SIX PREACHERS, ALL OF THEM CALLED.

[The following letter reveals the condition of one out of many neighborhoods scattered all over the South, densely populated with negroes, neglected by the whites, excepting as the agent or overseer of the plantation looks after the owner’s interests as connected with the labor of the people. No schools, no churches, excepting such as are ministered to by preachers as ignorant and, in many cases, as licentious as the people themselves. Just think of it! The visit of this Sunday-school agent the first visit of a white Christian to the hundred families; their religious and other culture such as those six preachers could give! And this not in Central Africa, but in the very heart of the southwest portion of our own land! These people citizens of our republic, and voters!—Ed. Miss.]

A missionary of the American Sunday-School Union in the Southwest writes:

“I recently organized a Sunday-school for the colored people at Homan Station, on the St. Louis, Iron Mountain & Southern R. R., in Miller County, between Texarkana and the Red River, where is a large cotton plantation, and two others are near, having in all more than one hundred families. Among them is one Baptist church, and six preachers, every one ‘called!’ Only two of them can read, and the pastor or ‘head-preacher’ is blind; and so are all, in spiritual things, preachers and people. After delivering an address, I found that only seven in the audience could read. In all, fifty adults and children joined the Sunday-school and promised to learn to read. I furnished them with primers, Bibles, Testaments, etc., which seemed to please the plantation agent or overseer as well as the people.

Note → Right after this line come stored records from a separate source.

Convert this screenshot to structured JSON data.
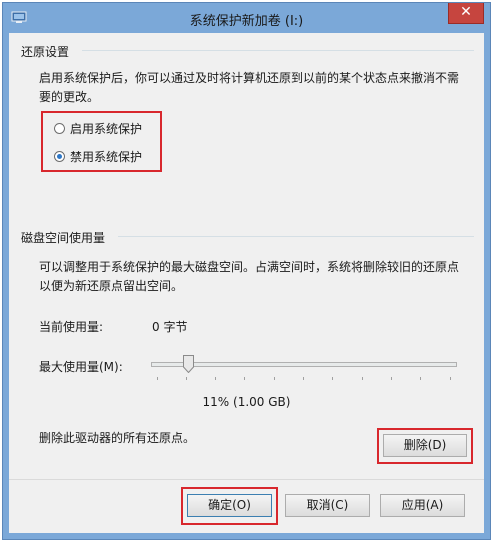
{
  "window": {
    "title": "系统保护新加卷 (I:)",
    "close_glyph": "✕"
  },
  "restore": {
    "group_label": "还原设置",
    "description": "启用系统保护后，你可以通过及时将计算机还原到以前的某个状态点来撤消不需要的更改。",
    "description_line1": "启用系统保护后，你可以通过及时将计算机还原到以前的某个状态点来撤消不需",
    "description_line2": "要的更改。",
    "options": [
      {
        "label": "启用系统保护",
        "checked": false
      },
      {
        "label": "禁用系统保护",
        "checked": true
      }
    ]
  },
  "disk": {
    "group_label": "磁盘空间使用量",
    "description_line1": "可以调整用于系统保护的最大磁盘空间。占满空间时，系统将删除较旧的还原点",
    "description_line2": "以便为新还原点留出空间。",
    "current_usage_label": "当前使用量:",
    "current_usage_value": "0 字节",
    "max_usage_label": "最大使用量(M):",
    "max_usage_fraction": 0.11,
    "max_usage_readout": "11% (1.00 GB)",
    "delete_description": "删除此驱动器的所有还原点。",
    "delete_button": "删除(D)"
  },
  "footer": {
    "ok": "确定(O)",
    "cancel": "取消(C)",
    "apply": "应用(A)"
  },
  "colors": {
    "highlight_box": "#d8272d",
    "title_bar": "#7ba8d8",
    "close_button": "#c6453f",
    "radio_checked": "#2e77c6"
  }
}
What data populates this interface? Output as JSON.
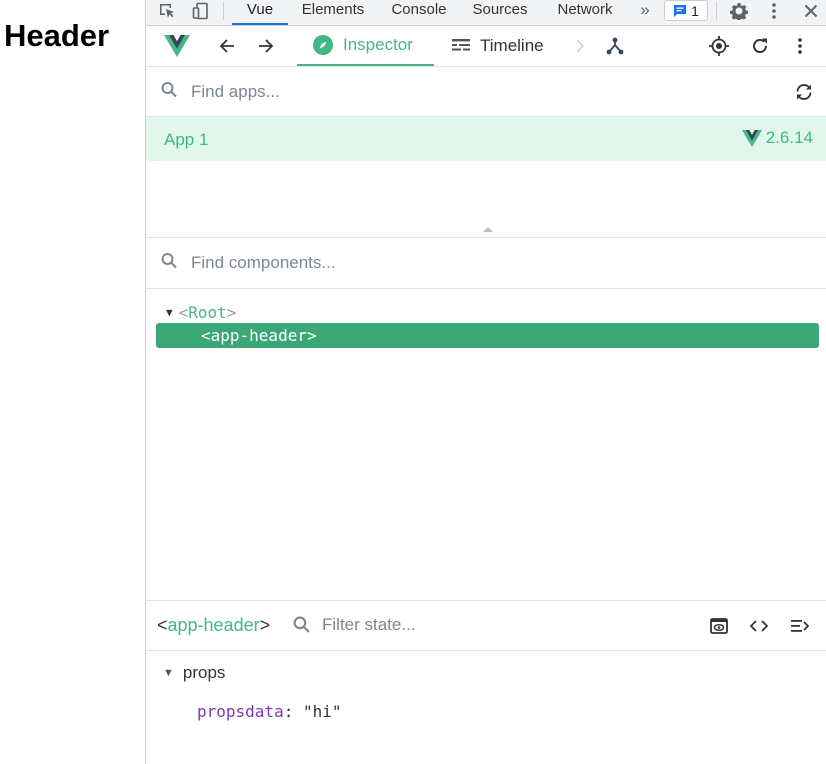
{
  "page": {
    "heading": "Header"
  },
  "devtools_tabs": {
    "items": [
      "Vue",
      "Elements",
      "Console",
      "Sources",
      "Network"
    ],
    "more": "»",
    "issues_count": "1"
  },
  "vue_toolbar": {
    "inspector_label": "Inspector",
    "timeline_label": "Timeline"
  },
  "apps_search": {
    "placeholder": "Find apps..."
  },
  "app_list": [
    {
      "name": "App 1",
      "version": "2.6.14"
    }
  ],
  "components_search": {
    "placeholder": "Find components..."
  },
  "component_tree": {
    "root": {
      "open": "<",
      "name": "Root",
      "close": ">"
    },
    "selected": "<app-header>"
  },
  "inspector": {
    "component_open": "<",
    "component_name": "app-header",
    "component_close": ">",
    "filter_placeholder": "Filter state...",
    "section_title": "props",
    "props": [
      {
        "key": "propsdata",
        "colon": ": ",
        "value": "\"hi\""
      }
    ]
  },
  "colors": {
    "vue_green": "#42b883",
    "selected_row": "#3ba776",
    "app_row_bg": "#e1f7ec",
    "devtools_active_tab": "#1a73e8"
  }
}
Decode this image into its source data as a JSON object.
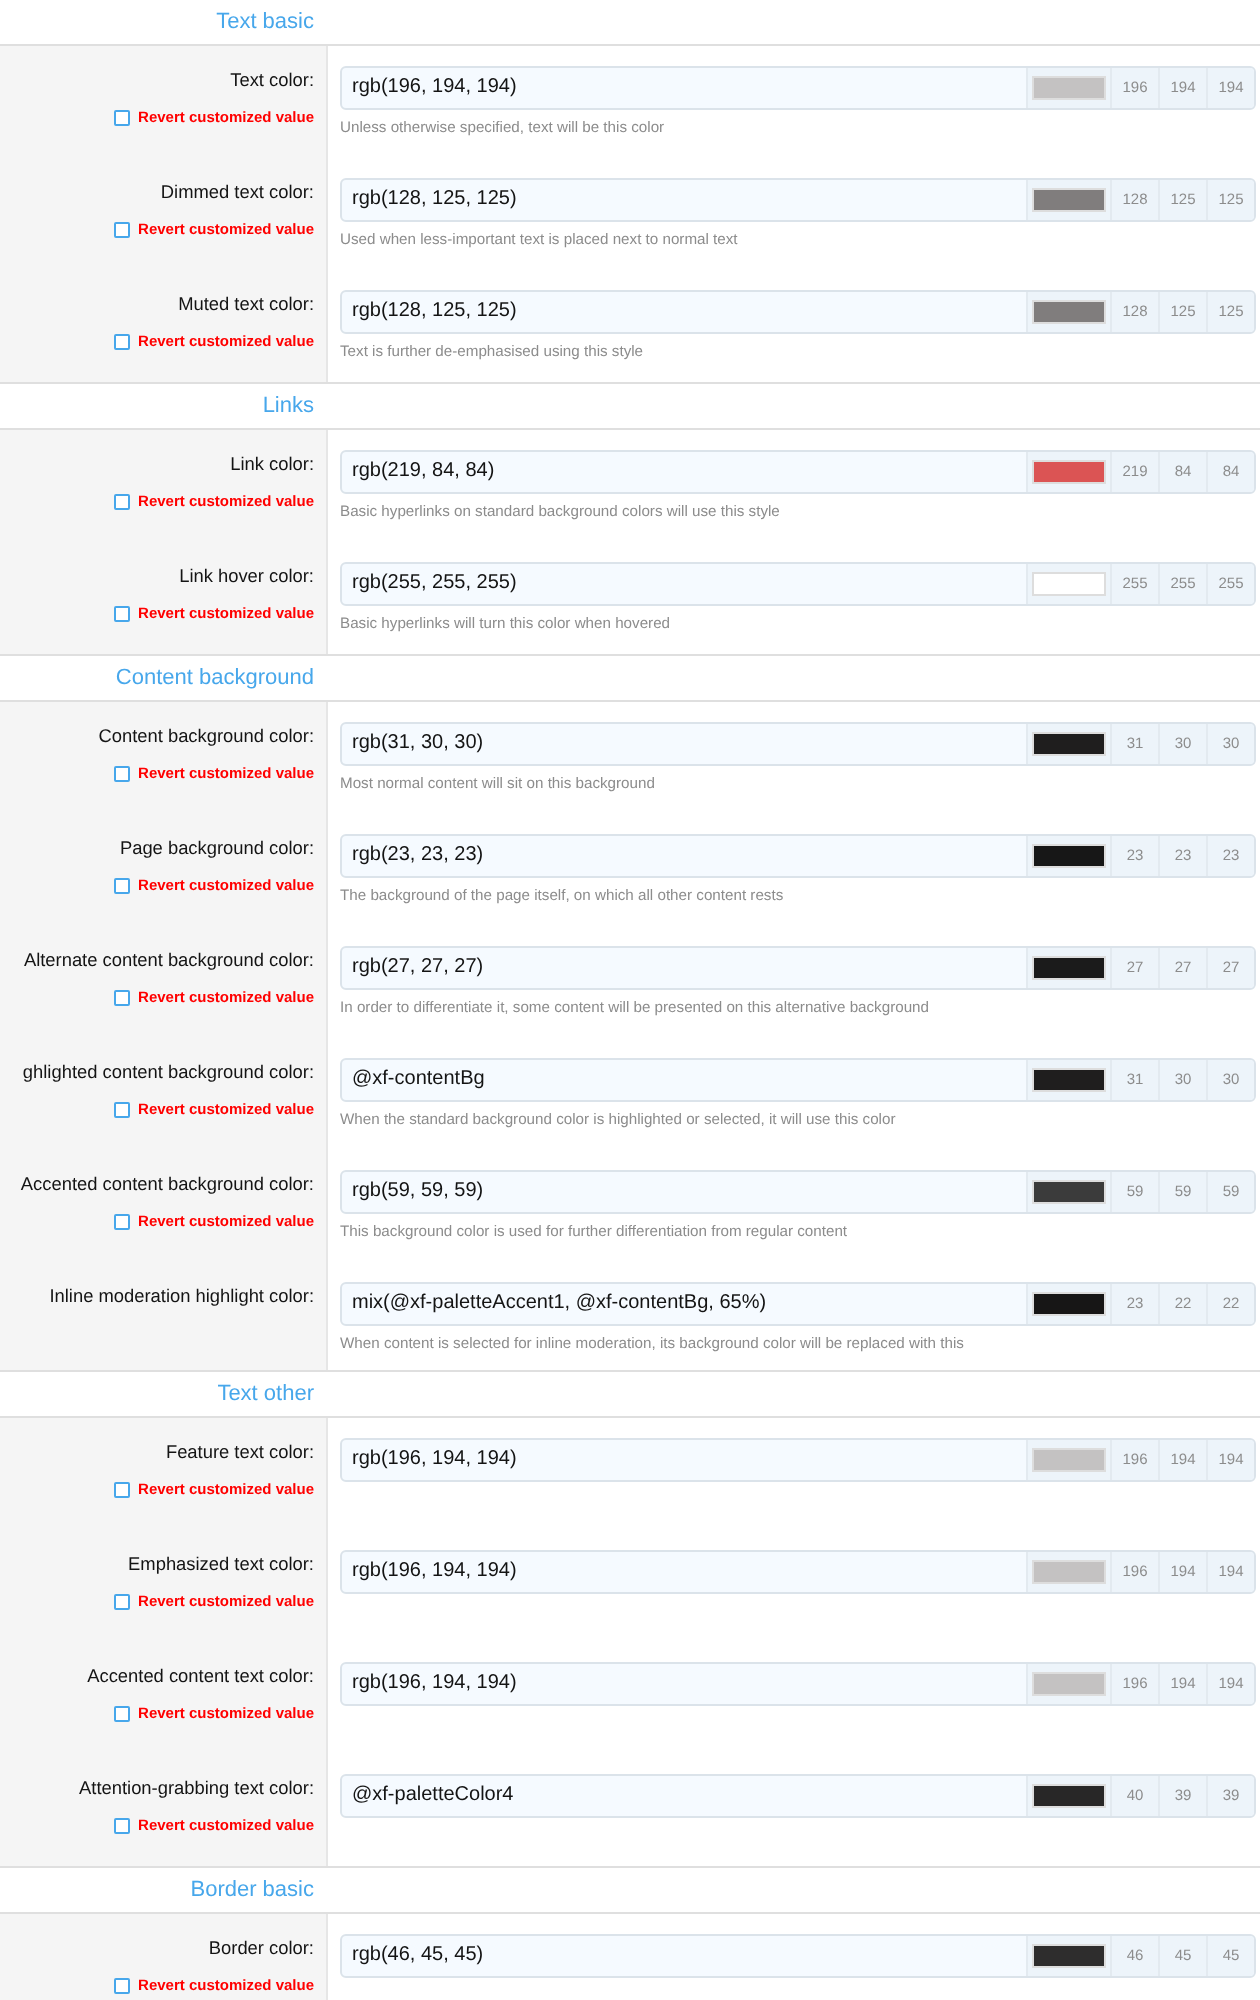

“After the school was organized, the blind preacher gave a sermon from Rev. xxii. 1, 2, another preacher doing the reading. I shall not attempt to characterize the sermon, singing and responses. When will white Christians, who know the way of life, surrender their prejudices and teach these poor, benighted people the truths of the Gospel? My visit was the first made by a white Christian worker to this place, and will be remembered.”